The ongoing trial of Sam Bankman-Fried, the co-founder of the now-defunct FTX crypto exchange, has brought to light some surprising revelations about his knowledge of cryptocurrency.
According to reports from The Guardian’s live coverage of the trial, Bankman-Fried admitted to having very little understanding of cryptocurrency before launching FTX and its associated hedge fund, Alameda Research.
While on the stand, he confessed, “I had absolutely no idea how they worked. I just knew they were things you could trade.”
The trial has also revealed that when Bankman-Fried partnered with co-founder Gary Wang, who is testifying against him, they had no clear strategy for attracting customers to their business.

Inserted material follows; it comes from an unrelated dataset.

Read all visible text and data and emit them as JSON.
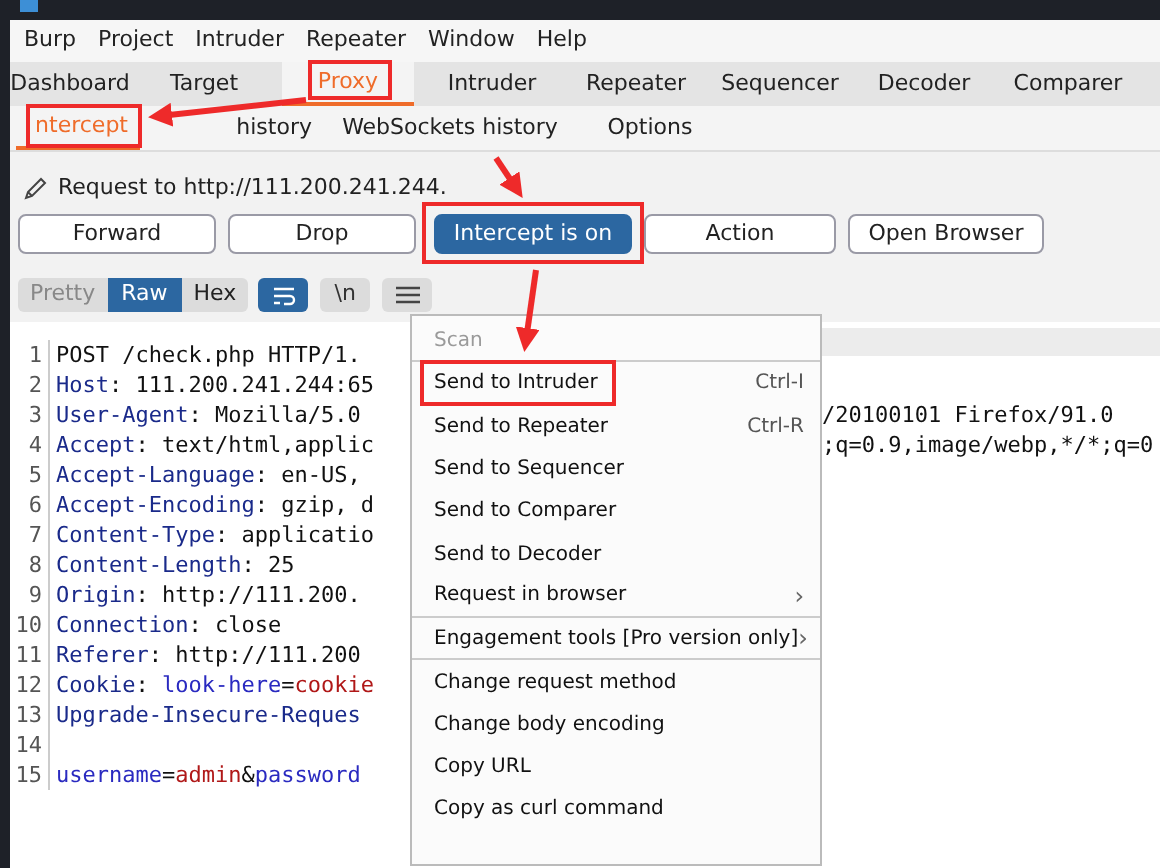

Regarding FTX’s collapse, US Attorney Mark Cohen’s questioning suggested that the exchange’s operations and Bankman-Fried’s business decisions were not fundamentally flawed.
Cohen pointed to FTX’s terms of service, which were finalized in early to mid-2022 and included provisions allowing the use of a client’s balance to cover losses in specific situations, such as in futures trading.
Bankman-Fried also discussed FTT, the cryptocurrency created by FTX, emphasizing its role in the downfall of FTX and Alameda Research. The rush of customer withdrawals began when reports revealed that Alameda’s loans were heavily reliant on FTT.